There’s good news – and some bad – for the last eight residents living at Feros Village Byron Bay after their steadfast refusal to leave the aged care home entered its seventh month.
The New South Wales Government has announced an Expression of Interest (EOI) process for new ownership to keep the ageing facility going. It will hopefully result in a new long-term owner stepping forward and working with the residents to keep them from having to move elsewhere.
Organisations such as Apollo Care Alliance have thrown their hat into the ring.
“We bring a wealth of knowledge, we bring systems and we bring all the financial and we work closely with the local community on improving the services for residents,” Stephen Besci, Apollo Care CEO, told NBN News.
From the first day they were told they would have to leave, a plucky group of residents has been led by 95-year-old Kate Smorty. Ms Smorty previously said she felt sorry for Feros Care for trying to move everyone out, because they would be staying no matter what.
Ms Smorty has remained at the forefront of the action since then, motivating residents and the local community. She appeared on The Project last week, revealing she felt very relieved to hear a new owner could be on the way.
“I’ve always risen up and got very cross if I see injustice. If I heard anything on the news that I thought was unjust I would [speak up]. I like justice, I’m not actually a fighter. I would like things to be fair.”
When asked about what she loved the most about Feros Village, Ms Smorty highlighted the luscious gardens and the amount of open space residents can enjoy.
“And instead of one big building, there are four separate cottages with ten rooms in each cottage which means when you go out to the dining room and the same ten people are sitting there it’s like a family.”
In a recurring theme for the Feros Village Byron Bay saga, the good news is still tinged with the bad. Feros Care also provided a statement that welcomed the Government’s support while warning it still may not lead to the residents being able to stay at the site.
“The Expression of Interest (EOI) process by the NSW Department of Planning & Environment (Crown Lands) in no way ensures the eight residents who are refusing to leave will be able to stay should an alternate operator for the site be found,” the statement said.
“Feros Care has repeatedly asserted to government authorities that the reason for the closure is the facility in Byron Bay, which was built as a low-care hostel, is unsuitable and unsafe to remain as a government-funded residential aged care facility.”

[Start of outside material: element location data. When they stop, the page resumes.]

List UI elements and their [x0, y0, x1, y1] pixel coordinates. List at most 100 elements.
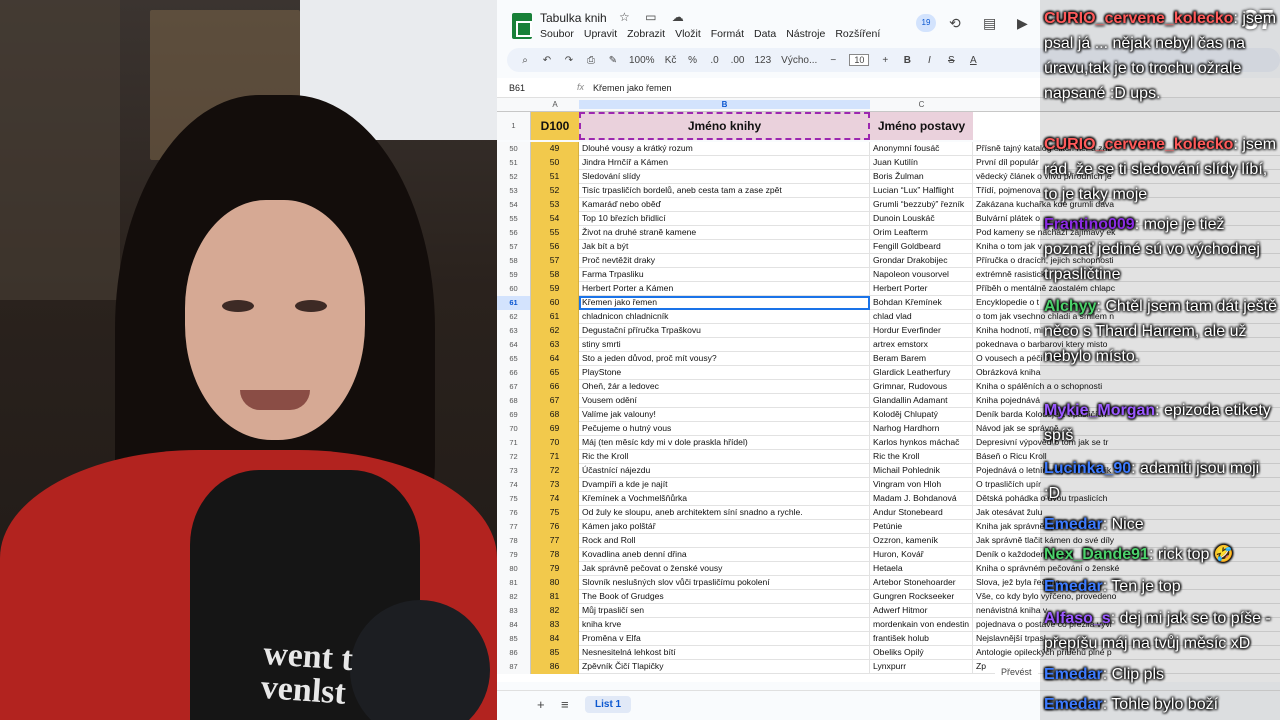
cell-d100[interactable]: 64	[531, 352, 579, 366]
cell-book-name[interactable]: Křemen jako řemen	[579, 296, 870, 310]
cell-d100[interactable]: 83	[531, 618, 579, 632]
cell-d100[interactable]: 73	[531, 478, 579, 492]
row-number[interactable]: 51	[497, 156, 531, 170]
italic-button[interactable]: I	[923, 55, 935, 66]
search-icon[interactable]: ⌕	[519, 55, 531, 66]
cell-character-name[interactable]: Ric the Kroll	[870, 450, 973, 464]
formula-input[interactable]: Křemen jako řemen	[593, 83, 672, 93]
cell-book-name[interactable]: Jindra Hrnčíř a Kámen	[579, 156, 870, 170]
cell-d100[interactable]: 75	[531, 506, 579, 520]
cell-d100[interactable]: 82	[531, 604, 579, 618]
cell-book-name[interactable]: Kovadlina aneb denní dřina	[579, 548, 870, 562]
row-number[interactable]: 53	[497, 184, 531, 198]
cell-book-name[interactable]: Vousem odění	[579, 394, 870, 408]
cell-d100[interactable]: 63	[531, 338, 579, 352]
cell-character-name[interactable]: chlad vlad	[870, 310, 973, 324]
row-number[interactable]: 69	[497, 408, 531, 422]
cell-character-name[interactable]: Anonymní fousáč	[870, 142, 973, 156]
menu-vlozit[interactable]: Vložit	[675, 28, 701, 40]
cell-book-name[interactable]: Od žuly ke sloupu, aneb architektem síní…	[579, 506, 870, 520]
cell-character-name[interactable]: Beram Barem	[870, 352, 973, 366]
cell-book-name[interactable]: Kamaráď nebo oběď	[579, 198, 870, 212]
cell-book-name[interactable]: Nesnesitelná lehkost bítí	[579, 646, 870, 660]
row-number[interactable]: 80	[497, 562, 531, 576]
cell-character-name[interactable]: Hordur Everfinder	[870, 324, 973, 338]
cell-d100[interactable]: 79	[531, 562, 579, 576]
chat-username[interactable]: Lucinka_90	[1044, 460, 1131, 477]
row-number[interactable]: 73	[497, 464, 531, 478]
cell-character-name[interactable]: Grumli “bezzubý” řezník	[870, 198, 973, 212]
cell-d100[interactable]: 50	[531, 156, 579, 170]
cell-book-name[interactable]: Ric the Kroll	[579, 450, 870, 464]
cell-d100[interactable]: 66	[531, 380, 579, 394]
cell-book-name[interactable]: Jak bít a být	[579, 240, 870, 254]
cell-d100[interactable]: 55	[531, 226, 579, 240]
cell-character-name[interactable]: Obeliks Opilý	[870, 646, 973, 660]
convert-button[interactable]: Převést	[995, 665, 1038, 679]
cell-book-name[interactable]: Rock and Roll	[579, 534, 870, 548]
row-number[interactable]: 63	[497, 324, 531, 338]
cell-book-name[interactable]: Dvampíři a kde je najít	[579, 478, 870, 492]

“We will review the Expression of Interest though our position remains unchanged, that the site in its current form is not suitable for government-funded residential aged care due to our obligations under the Aged Care Act, and the planning and zoning constraints.”
The regional aged care operator added it had not received any negative feedback from the Aged Care Quality and Safety Commission regarding the handling of the Byron Bay site’s closure. It reaffirmed its commitment to the local aged care community, highlighting its Bangalow Residential Aged Care Facility remains open, 15 minutes away in a neighbouring town.
Once again, it appears that a waiting game is underway as the residents will have to wait and see what happens with the EOI process. Their Lawyer, Mark Swivel, told The Project, ‘It’s a big win for everyone involved’.
“Feros have behaved like they own the land but they don’t and you can’t behave like a property developer because you don’t own the land. There was no plan, no development approval and the residents weren’t told what was going on. It was vague from day one,” he said.